Once a part of McDonald’s Corporation (NYSE:MCD), Chipotle Mexican Grill, Inc. (NYSE:CMG) has come a long way since being spun off in 2006. Back in 2006, Chipotle shares saw an IPO price of $22 with only 450 stores nationwide to its current share price of $543 and now sees its total store tally come in around 1595 stores between US, UK, and Canada. With shares up over 2300% since its IPO, can the “fast-casual” dining stock continue its run? Considering its latest earnings release on January 30th and management’s plans for future growth and international expansion, Chipotle bulls are confident.
On January 30, 2014, Chipotle reported fourth quarter 2013 earnings per share of $2.53 on revenue of $844.1 million. Analysts were estimating results to come in at $2.52 per share on revenue of $826.3 million. This earnings beat sent shares up 12% for the day, snapping the stock’s poor performance from the start of the year. Year over year revenue was up 17%, another impressive gain and highlights the stock’s growth nature.
Moving forward, management has a few other plans for the business that surprisingly, do not include its traditional taco and burrito menu offerings. Instead, the company will be venturing into other food types, most notably pizza and Asian cuisine with international expansion in mind. Back in December, Chipotle announced it had bought a controlling stake in a Denver pizza chain, Pizzeria Locale. Ironically, Pizzeria Locale has a similar model to Chipotle’s in that customers can build their own pizzas in an assembly line-like fashion. The restaurant says it can then cook its customer customized pizza in two minutes but utilizing ovens with temperatures around 1000 degrees.
As for the company’s positioning into the Asian cuisine market, Chipotle has been slowly expanding its ShopHouse Southeast Asian Kitchen restaurant, which are currently located in California and Washington D.C. The ShopHouse restaurants will feature foods from Southeast Asian countries such as Singapore, Vietnam, Thailand, Malaysia, etc. While management is upbeat on the initial customer response to the new concept, they do not seem hurried to open new locations throughout the US. Steve Ellis, co-CEO and founder of Chipotle was particularly upbeat on the new ShopHouse restaurants saying, “The response we have seen to ShopHouse reminds me very much of what I saw when I opened the very first Chipotle”.
Despite Chipotle’s plans for international expansion and entry into new markets, analysts continue to be wary of the stock’s valuation, which have led to several downgrades recently. According to Schaeffer’s Research, shares of Chipotle were downgraded earlier last month by analysts at Wedbush from outperform to neutral. Additionally, analysts at Oppenheimer took a similar stance by downgrading the stock from outperform to neutral.

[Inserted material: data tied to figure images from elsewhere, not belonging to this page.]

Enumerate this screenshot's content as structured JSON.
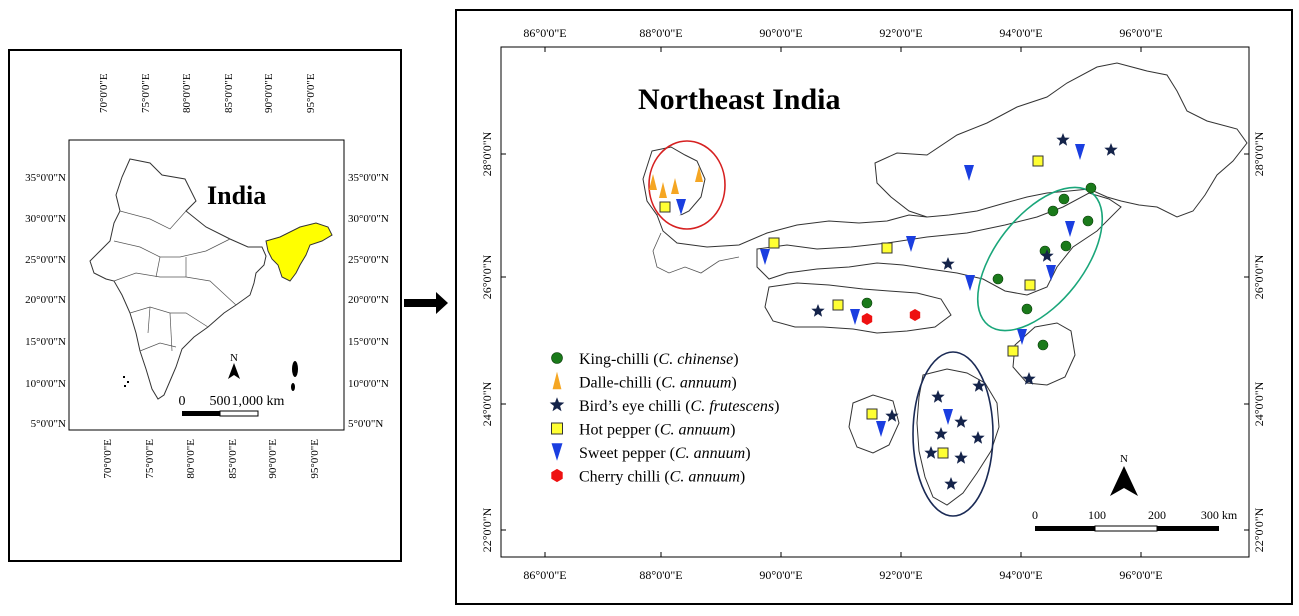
{
  "inset": {
    "title": "India",
    "top_labels": [
      "70°0'0\"E",
      "75°0'0\"E",
      "80°0'0\"E",
      "85°0'0\"E",
      "90°0'0\"E",
      "95°0'0\"E"
    ],
    "bottom_labels": [
      "70°0'0\"E",
      "75°0'0\"E",
      "80°0'0\"E",
      "85°0'0\"E",
      "90°0'0\"E",
      "95°0'0\"E"
    ],
    "left_labels": [
      "35°0'0\"N",
      "30°0'0\"N",
      "25°0'0\"N",
      "20°0'0\"N",
      "15°0'0\"N",
      "10°0'0\"N",
      "5°0'0\"N"
    ],
    "right_labels": [
      "35°0'0\"N",
      "30°0'0\"N",
      "25°0'0\"N",
      "20°0'0\"N",
      "15°0'0\"N",
      "10°0'0\"N",
      "5°0'0\"N"
    ],
    "scale_labels": [
      "0",
      "500",
      "1,000 km"
    ],
    "north": "N",
    "highlight_color": "#ffff00"
  },
  "main": {
    "title": "Northeast India",
    "top_labels": [
      "86°0'0\"E",
      "88°0'0\"E",
      "90°0'0\"E",
      "92°0'0\"E",
      "94°0'0\"E",
      "96°0'0\"E"
    ],
    "bottom_labels": [
      "86°0'0\"E",
      "88°0'0\"E",
      "90°0'0\"E",
      "92°0'0\"E",
      "94°0'0\"E",
      "96°0'0\"E"
    ],
    "left_labels": [
      "28°0'0\"N",
      "26°0'0\"N",
      "24°0'0\"N",
      "22°0'0\"N"
    ],
    "right_labels": [
      "28°0'0\"N",
      "26°0'0\"N",
      "24°0'0\"N",
      "22°0'0\"N"
    ],
    "scale_labels": [
      "0",
      "100",
      "200",
      "300 km"
    ],
    "north": "N",
    "legend": [
      {
        "prefix": "King-chilli (",
        "italic": "C. chinense",
        "suffix": ")",
        "symbol": "circle",
        "color": "#1a7a1a"
      },
      {
        "prefix": "Dalle-chilli (",
        "italic": "C. annuum",
        "suffix": ")",
        "symbol": "cone",
        "color": "#f5a623"
      },
      {
        "prefix": "Bird’s eye chilli (",
        "italic": "C. frutescens",
        "suffix": ")",
        "symbol": "star",
        "color": "#14234a"
      },
      {
        "prefix": "Hot pepper (",
        "italic": "C. annuum",
        "suffix": ")",
        "symbol": "square",
        "color": "#ffff33"
      },
      {
        "prefix": "Sweet pepper (",
        "italic": "C. annuum",
        "suffix": ")",
        "symbol": "triangle",
        "color": "#1a3ee0"
      },
      {
        "prefix": "Cherry chilli (",
        "italic": "C. annuum",
        "suffix": ")",
        "symbol": "hexagon",
        "color": "#ee1111"
      }
    ],
    "ellipse_colors": {
      "sikkim": "#d62020",
      "assam": "#1aa67a",
      "tripura": "#1a2a55"
    }
  }
}
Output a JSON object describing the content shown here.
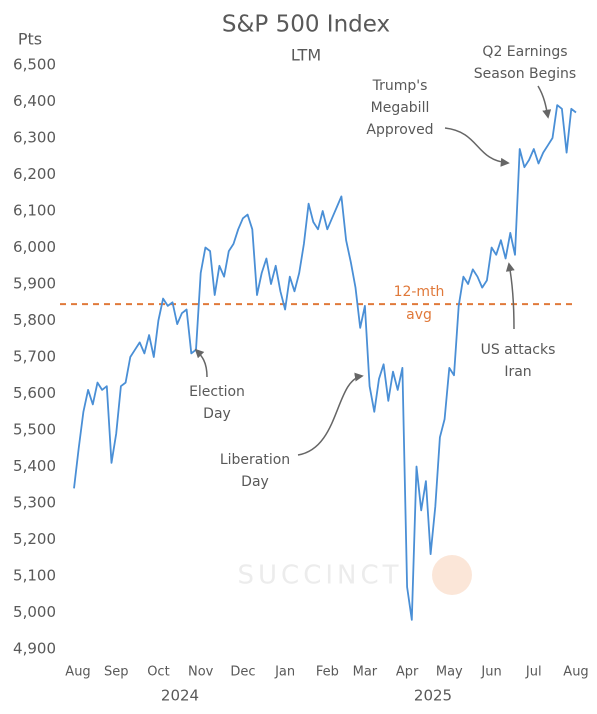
{
  "chart_data": {
    "type": "line",
    "title": "S&P 500 Index",
    "subtitle": "LTM",
    "y_label": "Pts",
    "watermark": "SUCCINCT",
    "categories": [
      "Aug",
      null,
      null,
      null,
      null,
      null,
      null,
      null,
      null,
      "Sep",
      null,
      null,
      null,
      null,
      null,
      null,
      null,
      null,
      "Oct",
      null,
      null,
      null,
      null,
      null,
      null,
      null,
      null,
      "Nov",
      null,
      null,
      null,
      null,
      null,
      null,
      null,
      null,
      "Dec",
      null,
      null,
      null,
      null,
      null,
      null,
      null,
      null,
      "Jan",
      null,
      null,
      null,
      null,
      null,
      null,
      null,
      null,
      "Feb",
      null,
      null,
      null,
      null,
      null,
      null,
      null,
      "Mar",
      null,
      null,
      null,
      null,
      null,
      null,
      null,
      null,
      "Apr",
      null,
      null,
      null,
      null,
      null,
      null,
      null,
      null,
      "May",
      null,
      null,
      null,
      null,
      null,
      null,
      null,
      null,
      "Jun",
      null,
      null,
      null,
      null,
      null,
      null,
      null,
      null,
      "Jul",
      null,
      null,
      null,
      null,
      null,
      null,
      null,
      null,
      "Aug"
    ],
    "years": [
      "2024",
      "2025"
    ],
    "series": [
      {
        "name": "S&P 500",
        "color": "#4a8fd6",
        "values": [
          5340,
          5450,
          5550,
          5610,
          5570,
          5630,
          5610,
          5620,
          5410,
          5490,
          5620,
          5630,
          5700,
          5720,
          5740,
          5710,
          5760,
          5700,
          5800,
          5860,
          5840,
          5850,
          5790,
          5820,
          5830,
          5710,
          5720,
          5930,
          6000,
          5990,
          5870,
          5950,
          5920,
          5990,
          6010,
          6050,
          6080,
          6090,
          6050,
          5870,
          5930,
          5970,
          5900,
          5950,
          5880,
          5830,
          5920,
          5880,
          5930,
          6010,
          6120,
          6070,
          6050,
          6100,
          6050,
          6080,
          6110,
          6140,
          6020,
          5960,
          5890,
          5780,
          5840,
          5620,
          5550,
          5640,
          5680,
          5580,
          5660,
          5610,
          5670,
          5070,
          4980,
          5400,
          5280,
          5360,
          5160,
          5290,
          5480,
          5530,
          5670,
          5650,
          5840,
          5920,
          5900,
          5940,
          5920,
          5890,
          5910,
          6000,
          5980,
          6020,
          5970,
          6040,
          5980,
          6270,
          6220,
          6240,
          6270,
          6230,
          6260,
          6280,
          6300,
          6390,
          6380,
          6260,
          6380,
          6370
        ]
      }
    ],
    "reference_line": {
      "value": 5845,
      "label": [
        "12-mth",
        "avg"
      ],
      "color": "#e0793a"
    },
    "annotations": [
      {
        "text": [
          "Election",
          "Day"
        ]
      },
      {
        "text": [
          "Liberation",
          "Day"
        ]
      },
      {
        "text": [
          "Trump's",
          "Megabill",
          "Approved"
        ]
      },
      {
        "text": [
          "Q2 Earnings",
          "Season Begins"
        ]
      },
      {
        "text": [
          "US attacks",
          "Iran"
        ]
      }
    ],
    "ylim": [
      4900,
      6500
    ],
    "yticks": [
      {
        "value": 4900,
        "label": "4,900"
      },
      {
        "value": 5000,
        "label": "5,000"
      },
      {
        "value": 5100,
        "label": "5,100"
      },
      {
        "value": 5200,
        "label": "5,200"
      },
      {
        "value": 5300,
        "label": "5,300"
      },
      {
        "value": 5400,
        "label": "5,400"
      },
      {
        "value": 5500,
        "label": "5,500"
      },
      {
        "value": 5600,
        "label": "5,600"
      },
      {
        "value": 5700,
        "label": "5,700"
      },
      {
        "value": 5800,
        "label": "5,800"
      },
      {
        "value": 5900,
        "label": "5,900"
      },
      {
        "value": 6000,
        "label": "6,000"
      },
      {
        "value": 6100,
        "label": "6,100"
      },
      {
        "value": 6200,
        "label": "6,200"
      },
      {
        "value": 6300,
        "label": "6,300"
      },
      {
        "value": 6400,
        "label": "6,400"
      },
      {
        "value": 6500,
        "label": "6,500"
      }
    ],
    "grid": false
  }
}
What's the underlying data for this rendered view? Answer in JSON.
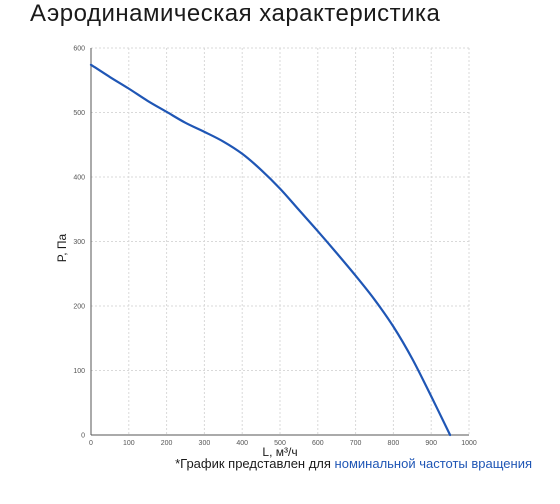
{
  "title": "Аэродинамическая характеристика",
  "footnote": {
    "prefix": "*График представлен для ",
    "highlight": "номинальной частоты вращения"
  },
  "colors": {
    "curve": "#1f56b5",
    "grid": "#d9d9d9",
    "axis": "#555555",
    "tick_text": "#555555",
    "accent": "#1f56b5"
  },
  "chart_data": {
    "type": "line",
    "xlabel": "L, м³/ч",
    "ylabel": "P, Па",
    "xlim": [
      0,
      1000
    ],
    "ylim": [
      0,
      600
    ],
    "x_ticks": [
      0,
      100,
      200,
      300,
      400,
      500,
      600,
      700,
      800,
      900,
      1000
    ],
    "y_ticks": [
      0,
      100,
      200,
      300,
      400,
      500,
      600
    ],
    "grid": true,
    "legend": "none",
    "series": [
      {
        "x": [
          0,
          50,
          100,
          150,
          200,
          250,
          300,
          350,
          400,
          450,
          500,
          550,
          600,
          650,
          700,
          750,
          800,
          850,
          900,
          950
        ],
        "y": [
          574,
          555,
          537,
          518,
          501,
          484,
          470,
          455,
          436,
          411,
          382,
          349,
          316,
          282,
          247,
          210,
          168,
          118,
          60,
          0
        ]
      }
    ]
  }
}
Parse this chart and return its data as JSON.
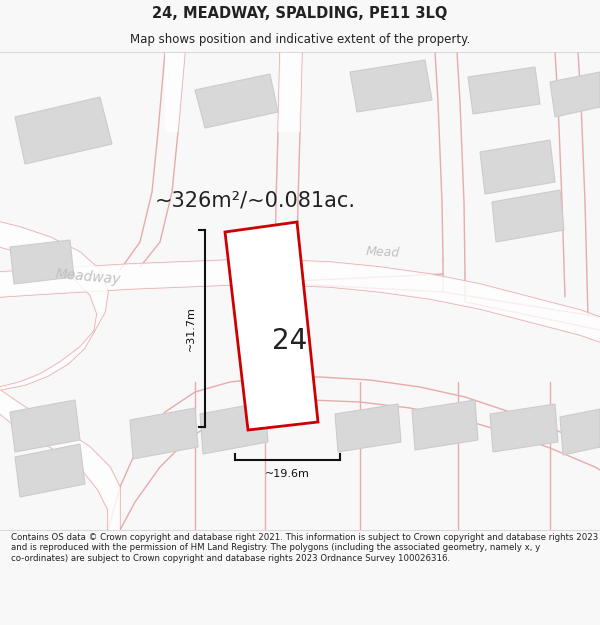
{
  "title": "24, MEADWAY, SPALDING, PE11 3LQ",
  "subtitle": "Map shows position and indicative extent of the property.",
  "area_label": "~326m²/~0.081ac.",
  "plot_number": "24",
  "dim_height": "~31.7m",
  "dim_width": "~19.6m",
  "street_label_1": "Meadway",
  "street_label_2": "Mead",
  "footer": "Contains OS data © Crown copyright and database right 2021. This information is subject to Crown copyright and database rights 2023 and is reproduced with the permission of HM Land Registry. The polygons (including the associated geometry, namely x, y co-ordinates) are subject to Crown copyright and database rights 2023 Ordnance Survey 100026316.",
  "bg_color": "#f8f8f8",
  "map_bg": "#efefef",
  "plot_fill": "#ffffff",
  "plot_edge": "#cc0000",
  "road_color": "#ffffff",
  "road_edge": "#e8aaaa",
  "building_fill": "#d8d8d8",
  "building_edge": "#cccccc",
  "dim_color": "#111111",
  "text_color": "#222222",
  "street_text_color": "#c0c0c0",
  "title_fontsize": 10.5,
  "subtitle_fontsize": 8.5,
  "area_fontsize": 15,
  "plot_num_fontsize": 20,
  "dim_fontsize": 8,
  "street_fontsize": 10,
  "footer_fontsize": 6.2
}
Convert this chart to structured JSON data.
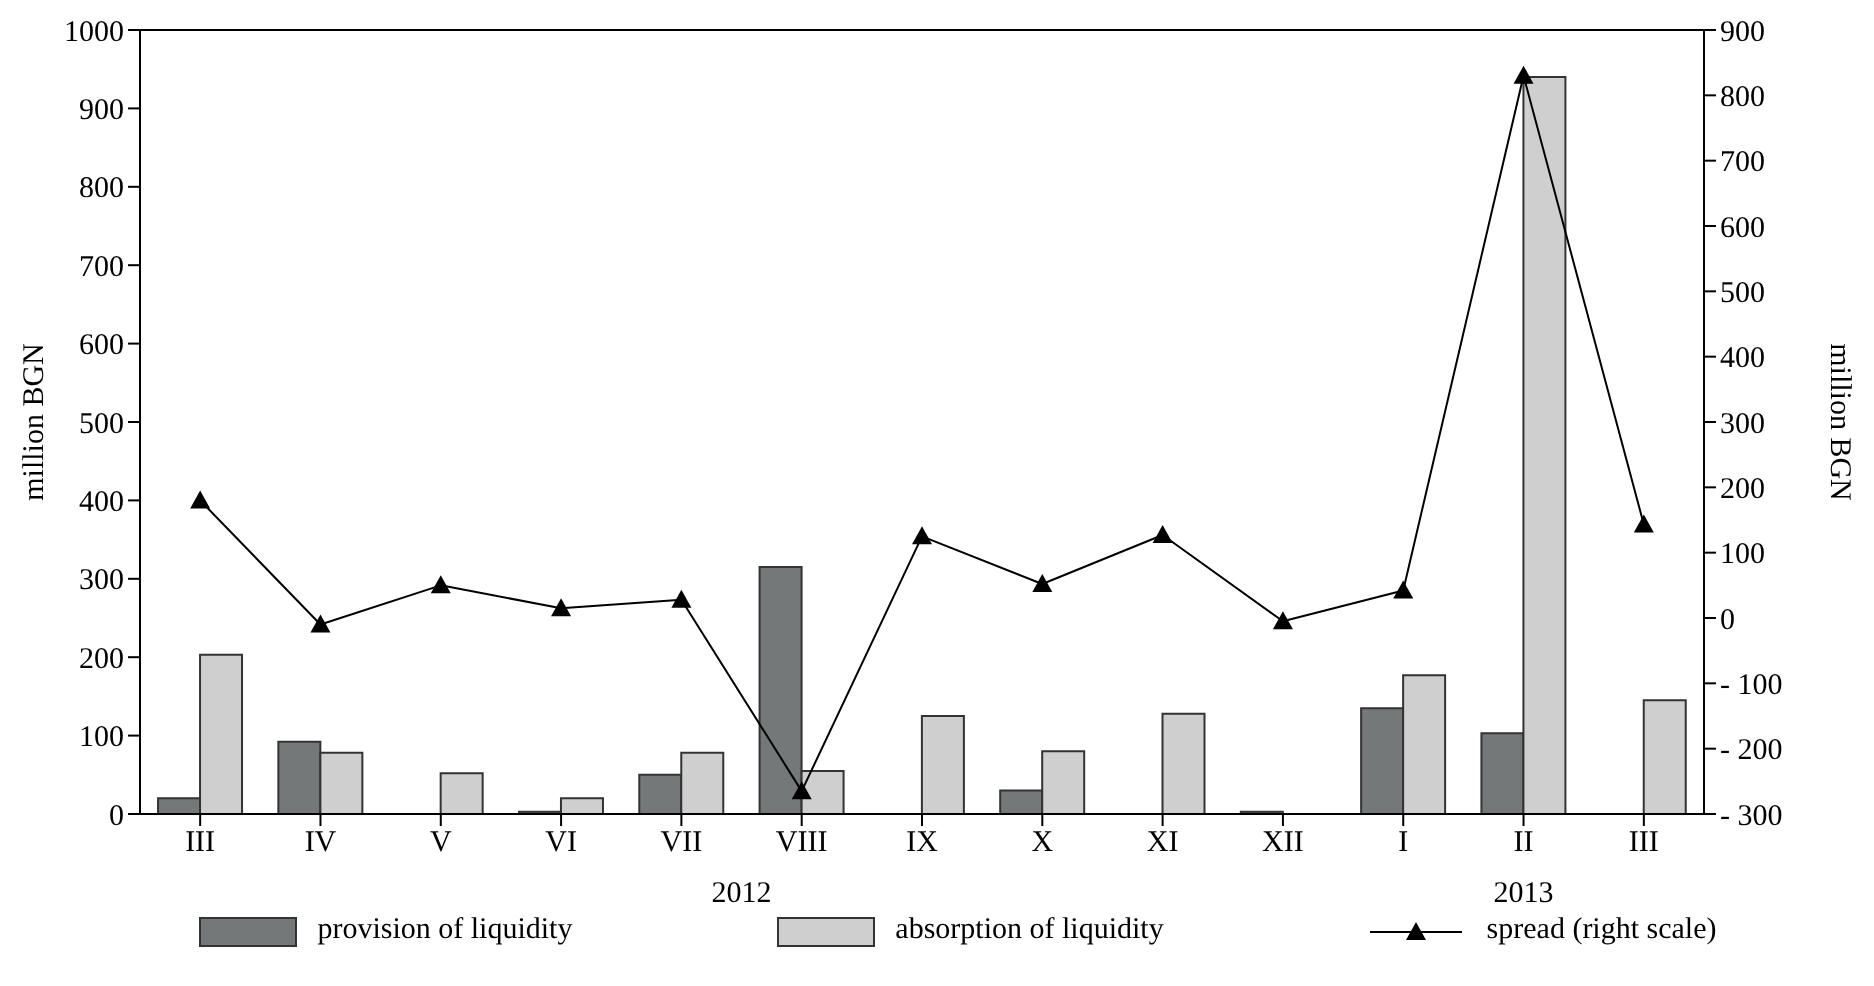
{
  "chart_data": {
    "type": "bar",
    "ylabel": "million BGN",
    "y2label": "million BGN",
    "categories": [
      "III",
      "IV",
      "V",
      "VI",
      "VII",
      "VIII",
      "IX",
      "X",
      "XI",
      "XII",
      "I",
      "II",
      "III"
    ],
    "series": [
      {
        "name": "provision of liquidity",
        "color": "#757878",
        "values": [
          20,
          92,
          0,
          3,
          50,
          315,
          0,
          30,
          0,
          3,
          135,
          103,
          0
        ]
      },
      {
        "name": "absorption of liquidity",
        "color": "#cfcfcf",
        "values": [
          203,
          78,
          52,
          20,
          78,
          55,
          125,
          80,
          128,
          0,
          177,
          940,
          145
        ]
      },
      {
        "name": "spread (right scale)",
        "type": "line",
        "axis": "y2",
        "color": "#000000",
        "marker": "triangle",
        "values": [
          180,
          -10,
          50,
          15,
          28,
          -265,
          125,
          52,
          127,
          -5,
          42,
          830,
          143
        ]
      }
    ],
    "ylim": [
      0,
      1000
    ],
    "yticks": [
      0,
      100,
      200,
      300,
      400,
      500,
      600,
      700,
      800,
      900,
      1000
    ],
    "y2lim": [
      -300,
      900
    ],
    "y2ticks": [
      {
        "value": -300,
        "label": "- 300"
      },
      {
        "value": -200,
        "label": "- 200"
      },
      {
        "value": -100,
        "label": "- 100"
      },
      0,
      100,
      200,
      300,
      400,
      500,
      600,
      700,
      800,
      900
    ],
    "annotations": [
      "2012",
      "2013"
    ],
    "legend": "bottom"
  }
}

However, there were also some analysts that took the earnings announcement and recent developments as a sign of continued bullishness. Analysts at Barclays rose its price target from $452 to $520, while maintaining its “equal weight” rating. Piper Jaffray also took to the airwaves to up its price target on Chipotle from $480 to $550.
While performance of Chipotle shares have been exceptional over the past few years, long term bulls were tested in 2012, when the stock peaked around $435 and nose-dived down to below $250. Subscribers of risk management service, SmartStops.net, were alerted in late June 2012 of elevated risk when Chipotle was still trading around $360, just before the major declines took place. Later that year, subscribers were again alerted in late October 2012, around $230 a share, before shares slipped to its final bottom around $238. All in all, subscribers that took action were able to avoid almost $200 per share in declines. This shows the value of being prepared and taking action to help limit losses and ultimately retain your hard earned profits.
In the end, Chipotle must continue in search of new sources of growth as its traditional business nears peak saturation. Plans for international expansion and into new markets in the US should help keep growth stable. However, with shares trading at 55 times earnings, analysts are right to highlight the risks in the short term. Investors must remain diligent and protect profits before they evaporate.